Converting HTML with two tables stacked to DOCX results in a hidden paragraph being inserted between the tables

Hi!

Software (incl. versions) where issue can be reproduced:
We’re using NUGET package “Aspose.Words” version 23.10.0 for converting HTML to DOCX using DocumentBuilder.InsertHtml. The problem can also be reproduced by using HTML To DOCX Converter Free. HTML To DOCX Online to convert HTML to DOCX files.

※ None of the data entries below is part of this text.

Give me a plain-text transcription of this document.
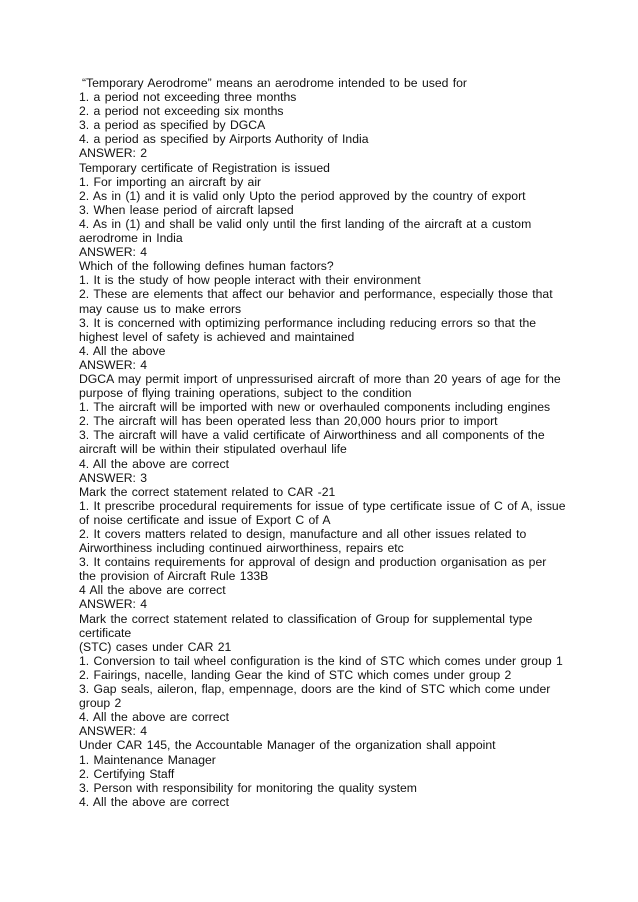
“Temporary Aerodrome” means an aerodrome intended to be used for
1. a period not exceeding three months
2. a period not exceeding six months
3. a period as specified by DGCA
4. a period as specified by Airports Authority of India
ANSWER: 2
Temporary certificate of Registration is issued
1. For importing an aircraft by air
2. As in (1) and it is valid only Upto the period approved by the country of export
3. When lease period of aircraft lapsed
4. As in (1) and shall be valid only until the first landing of the aircraft at a custom
aerodrome in India
ANSWER: 4
Which of the following defines human factors?
1. It is the study of how people interact with their environment
2. These are elements that affect our behavior and performance, especially those that
may cause us to make errors
3. It is concerned with optimizing performance including reducing errors so that the
highest level of safety is achieved and maintained
4. All the above
ANSWER: 4
DGCA may permit import of unpressurised aircraft of more than 20 years of age for the
purpose of flying training operations, subject to the condition
1. The aircraft will be imported with new or overhauled components including engines
2. The aircraft will has been operated less than 20,000 hours prior to import
3. The aircraft will have a valid certificate of Airworthiness and all components of the
aircraft will be within their stipulated overhaul life
4. All the above are correct
ANSWER: 3
Mark the correct statement related to CAR -21
1. It prescribe procedural requirements for issue of type certificate issue of C of A, issue
of noise certificate and issue of Export C of A
2. It covers matters related to design, manufacture and all other issues related to
Airworthiness including continued airworthiness, repairs etc
3. It contains requirements for approval of design and production organisation as per
the provision of Aircraft Rule 133B
4 All the above are correct
ANSWER: 4
Mark the correct statement related to classification of Group for supplemental type
certificate
(STC) cases under CAR 21
1. Conversion to tail wheel configuration is the kind of STC which comes under group 1
2. Fairings, nacelle, landing Gear the kind of STC which comes under group 2
3. Gap seals, aileron, flap, empennage, doors are the kind of STC which come under
group 2
4. All the above are correct
ANSWER: 4
Under CAR 145, the Accountable Manager of the organization shall appoint
1. Maintenance Manager
2. Certifying Staff
3. Person with responsibility for monitoring the quality system
4. All the above are correct
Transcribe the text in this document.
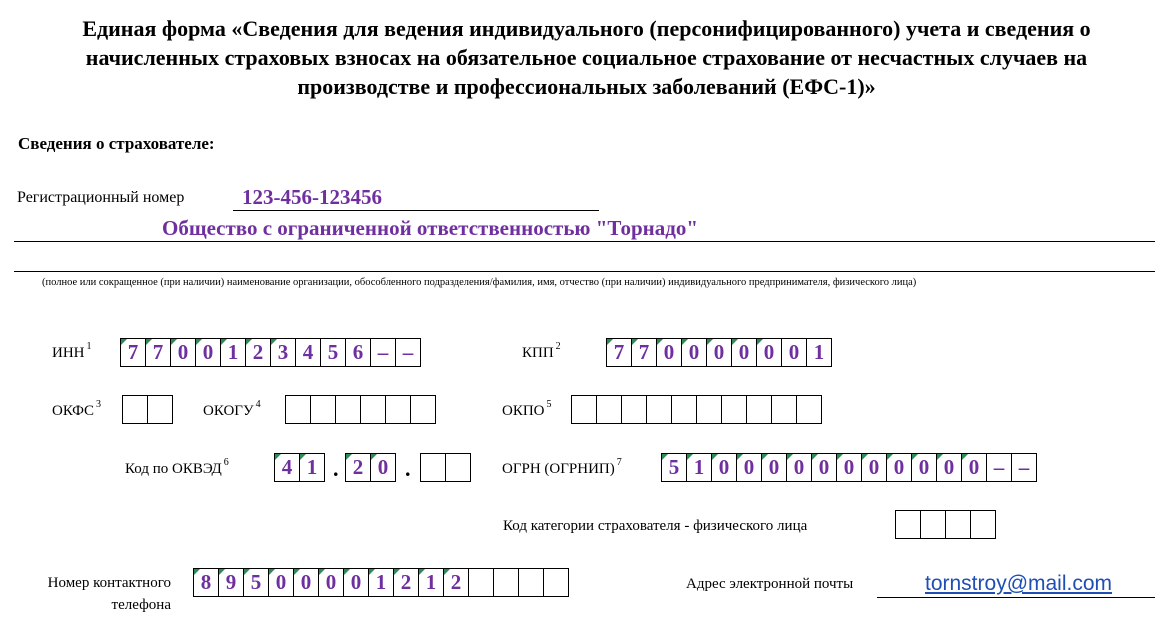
Единая форма «Сведения для ведения индивидуального (персонифицированного) учета и сведения о начисленных страховых взносах на обязательное социальное страхование от несчастных случаев на производстве и профессиональных заболеваний (ЕФС-1)»
Сведения о страхователе:
Регистрационный номер	123-456-123456
Общество с ограниченной ответственностью "Торнадо"
(полное или сокращенное (при наличии) наименование организации, обособленного подразделения/фамилия, имя, отчество (при наличии) индивидуального предпринимателя, физического лица)
ИНН $^1$	7 7 0 0 1 2 3 4 5 6 – –	КПП $^2$	7 7 0 0 0 0 0 0 1
ОКФС $^3$	ОКОГУ $^4$	ОКПО $^5$
Код по ОКВЭД $^6$	4 1 . 2 0 .	ОГРН (ОГРНИП) $^7$	5 1 0 0 0 0 0 0 0 0 0 0 0 – –
Код категории страхователя - физического лица
Номер контактного
телефона
8 9 5 0 0 0 0 1 2 1 2	Адрес электронной почты	tornstroy@mail.com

The problem is that when converting an HTML fragment which contains two tables that follow each other to DOCX, then in the DOCX between these two tables a paragraph with hidden font is inserted. (Can be seen by showing formatting symbols in the document with Show/Hide ¶). I have provided two html fragments:

Fragment 1:

<table>
    <td>
        <p> Some data </p>
    </td>
</table>
<table>
    <td>
        <p> Some other data </p>
    </td>
</table>

Fragment 2:

<table>
    <td>
        <p> Some data </p>
    </td>
</table>
<p></p>
<table>
    <td>
        <p> Some other data </p>
    </td>
</table>

When these HTML fragments are converted using Aspose to DOCX Test1.docx, Test2.docx (Test1.docx (7,8 KB), Test2.docx (7,8 KB)) a paragraph is added between the two tables with a hidden font (can be seen in WORD by having formatting marks visible using Show/Hide Paragraph Show / Hide button in Word), which was not there in the HTML fragments.

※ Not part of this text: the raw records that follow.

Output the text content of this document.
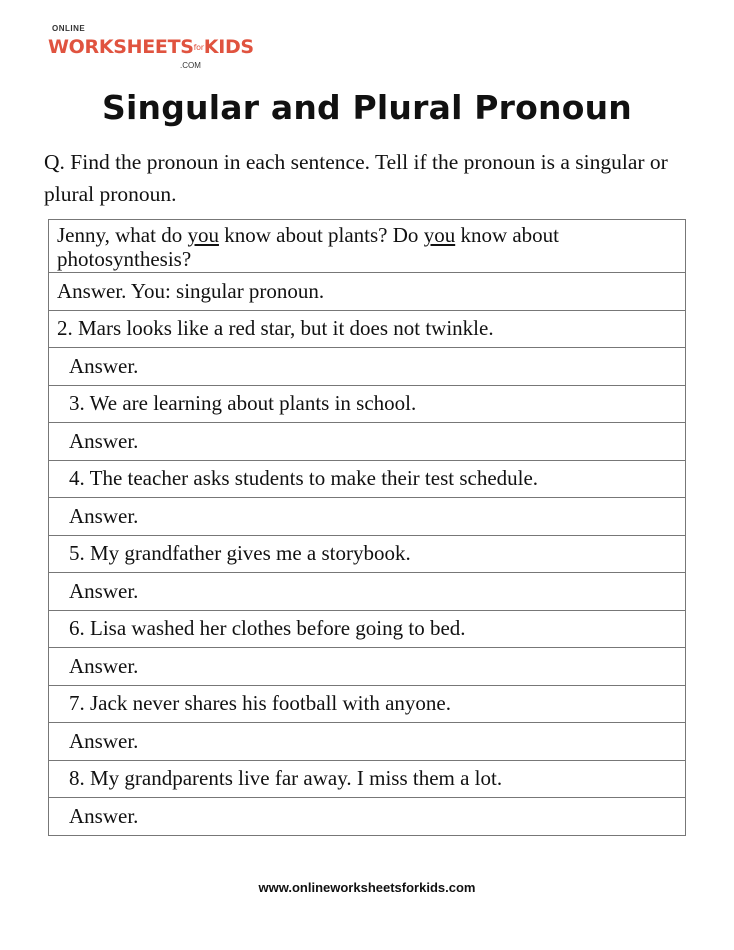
ONLINE
WORKSHEETSforKIDS
.COM
Singular and Plural Pronoun
Q. Find the pronoun in each sentence. Tell if the pronoun is a singular or plural pronoun.
Jenny, what do you know about plants? Do you know about photosynthesis?
Answer. You: singular pronoun.
2. Mars looks like a red star, but it does not twinkle.
Answer.
3. We are learning about plants in school.
Answer.
4. The teacher asks students to make their test schedule.
Answer.
5. My grandfather gives me a storybook.
Answer.
6. Lisa washed her clothes before going to bed.
Answer.
7. Jack never shares his football with anyone.
Answer.
8. My grandparents live far away. I miss them a lot.
Answer.
www.onlineworksheetsforkids.com
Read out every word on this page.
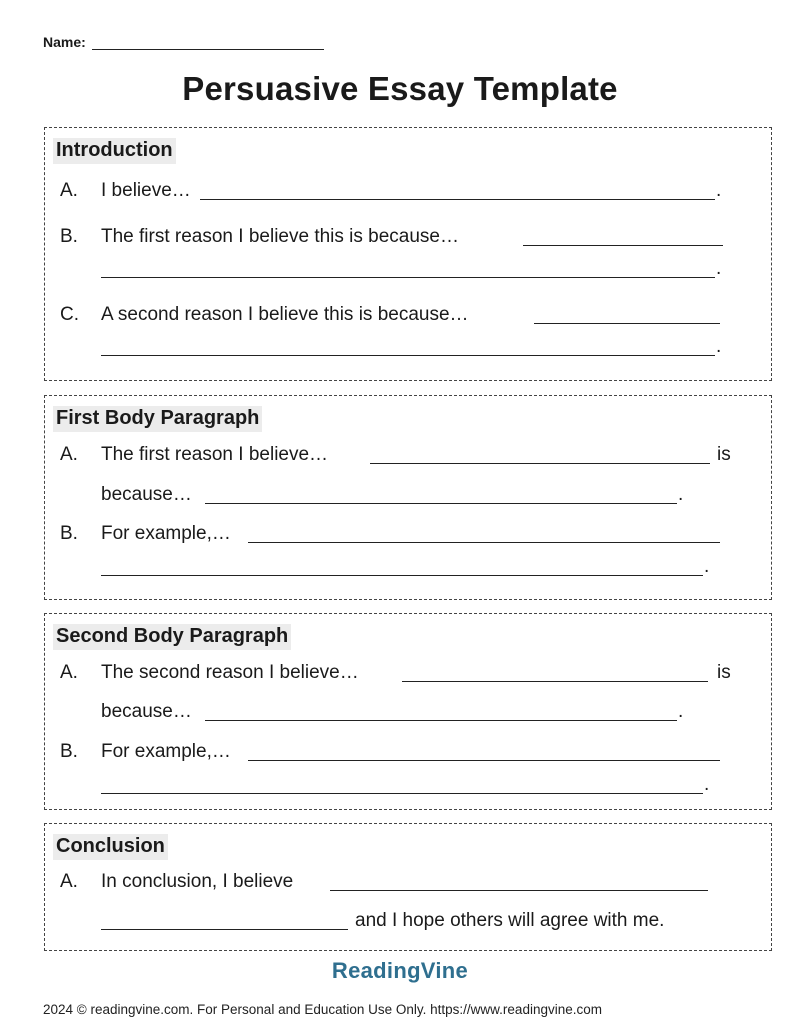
Name:
Persuasive Essay Template
Introduction
A. I believe…	.
B. The first reason I believe this is because…
.
C. A second reason I believe this is because…
.
First Body Paragraph
A. The first reason I believe…	is
because…	.
B. For example,…
.
Second Body Paragraph
A. The second reason I believe…	is
because…	.
B. For example,…
.
Conclusion
A. In conclusion, I believe
and I hope others will agree with me.
ReadingVine
2024 © readingvine.com. For Personal and Education Use Only. https://www.readingvine.com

From what I have looked, it seems that DOCX doesn’t really allow two tables stacked on each other and that is why the hidden paragraph is inserted between when converting. Is this right?

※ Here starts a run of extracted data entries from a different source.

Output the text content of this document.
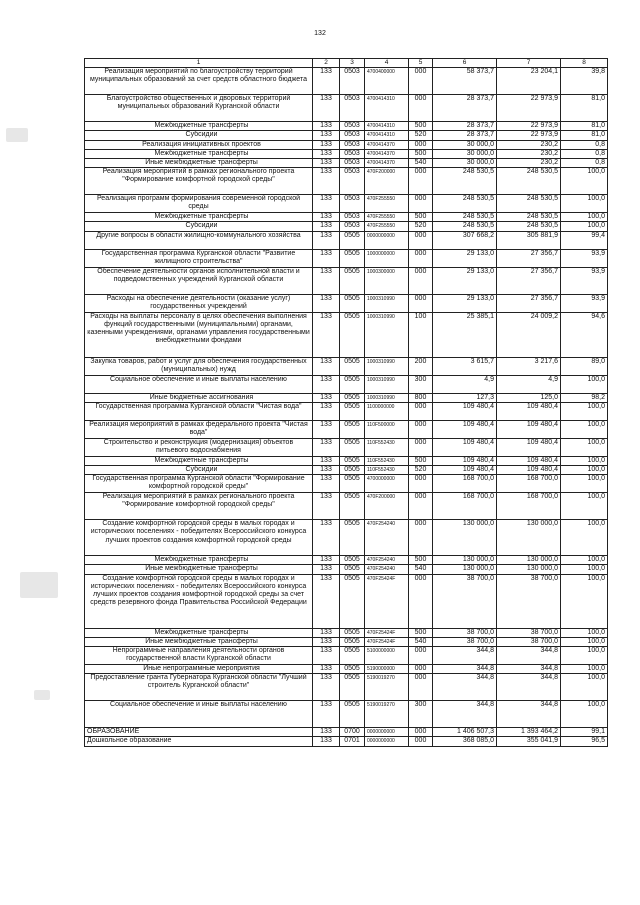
132
1	2	3	4	5	6	7	8
Реализация мероприятий по благоустройству территорий муниципальных образований за счет средств областного бюджета	133	0503	4700400000	000	58 373,7	23 204,1	39,8
Благоустройство общественных и дворовых территорий муниципальных образований Курганской области	133	0503	4700414310	000	28 373,7	22 973,9	81,0
Межбюджетные трансферты	133	0503	4700414310	500	28 373,7	22 973,9	81,0
Субсидии	133	0503	4700414310	520	28 373,7	22 973,9	81,0
Реализация инициативных проектов	133	0503	4700414370	000	30 000,0	230,2	0,8
Межбюджетные трансферты	133	0503	4700414370	500	30 000,0	230,2	0,8
Иные межбюджетные трансферты	133	0503	4700414370	540	30 000,0	230,2	0,8
Реализация мероприятий в рамках регионального проекта "Формирование комфортной городской среды"	133	0503	470F200000	000	248 530,5	248 530,5	100,0
Реализация программ формирования современной городской среды	133	0503	470F255550	000	248 530,5	248 530,5	100,0
Межбюджетные трансферты	133	0503	470F255550	500	248 530,5	248 530,5	100,0
Субсидии	133	0503	470F255550	520	248 530,5	248 530,5	100,0
Другие вопросы в области жилищно-коммунального хозяйства	133	0505	0000000000	000	307 668,2	305 881,9	99,4
Государственная программа Курганской области "Развитие жилищного строительства"	133	0505	1000000000	000	29 133,0	27 356,7	93,9
Обеспечение деятельности органов исполнительной власти и подведомственных учреждений Курганской области	133	0505	1000300000	000	29 133,0	27 356,7	93,9
Расходы на обеспечение деятельности (оказание услуг) государственных учреждений	133	0505	1000310990	000	29 133,0	27 356,7	93,9
Расходы на выплаты персоналу в целях обеспечения выполнения функций государственными (муниципальными) органами, казенными учреждениями, органами управления государственными внебюджетными фондами	133	0505	1000310990	100	25 385,1	24 009,2	94,6
Закупка товаров, работ и услуг для обеспечения государственных (муниципальных) нужд	133	0505	1000310990	200	3 615,7	3 217,6	89,0
Социальное обеспечение и иные выплаты населению	133	0505	1000310990	300	4,9	4,9	100,0
Иные бюджетные ассигнования	133	0505	1000310990	800	127,3	125,0	98,2
Государственная программа Курганской области "Чистая вода"	133	0505	1100000000	000	109 480,4	109 480,4	100,0
Реализация мероприятий в рамках федерального проекта "Чистая вода"	133	0505	110F500000	000	109 480,4	109 480,4	100,0
Строительство и реконструкция (модернизация) объектов питьевого водоснабжения	133	0505	110F552430	000	109 480,4	109 480,4	100,0
Межбюджетные трансферты	133	0505	110F552430	500	109 480,4	109 480,4	100,0
Субсидии	133	0505	110F552430	520	109 480,4	109 480,4	100,0
Государственная программа Курганской области "Формирование комфортной городской среды"	133	0505	4700000000	000	168 700,0	168 700,0	100,0
Реализация мероприятий в рамках регионального проекта "Формирование комфортной городской среды"	133	0505	470F200000	000	168 700,0	168 700,0	100,0
Создание комфортной городской среды в малых городах и исторических поселениях - победителях Всероссийского конкурса лучших проектов создания комфортной городской среды	133	0505	470F254240	000	130 000,0	130 000,0	100,0
Межбюджетные трансферты	133	0505	470F254240	500	130 000,0	130 000,0	100,0
Иные межбюджетные трансферты	133	0505	470F254240	540	130 000,0	130 000,0	100,0
Создание комфортной городской среды в малых городах и исторических поселениях - победителях Всероссийского конкурса лучших проектов создания комфортной городской среды за счет средств резервного фонда Правительства Российской Федерации	133	0505	470F25424F	000	38 700,0	38 700,0	100,0
Межбюджетные трансферты	133	0505	470F25424F	500	38 700,0	38 700,0	100,0
Иные межбюджетные трансферты	133	0505	470F25424F	540	38 700,0	38 700,0	100,0
Непрограммные направления деятельности органов государственной власти Курганской области	133	0505	5100000000	000	344,8	344,8	100,0
Иные непрограммные мероприятия	133	0505	5190000000	000	344,8	344,8	100,0
Предоставление гранта Губернатора Курганской области "Лучший строитель Курганской области"	133	0505	5190019270	000	344,8	344,8	100,0
Социальное обеспечение и иные выплаты населению	133	0505	5190019270	300	344,8	344,8	100,0
ОБРАЗОВАНИЕ	133	0700	0000000000	000	1 406 507,3	1 393 464,2	99,1
Дошкольное образование	133	0701	0000000000	000	368 085,0	355 041,9	96,5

Either way, the second fragment has in the HTML an empty paragraph <p></p> added between the tables which should be also visible inside the converted DOCX as an empty paragraph, but instead they also have in the DOCX just a paragraph with a hidden font, which does not match the original HTML fragment where the paragraph creates an empty line between the two tables.

Thanks in advance!

@troubledog You are right MS Word document format does not allow the table to follow each other. There must be a paragraph after the table, otherwise the tables are treated as a single table. To prevent this Aspose.Words adds an empty hidden paragraph between tables to keep them separate, since concatenation of table might lean to table layout issues. In this case Aspose.Words also mimics MS Word behavior. If you open you test HTML fragment in MS Word you will see the same hidden empty paragraph between the tables.

1 Like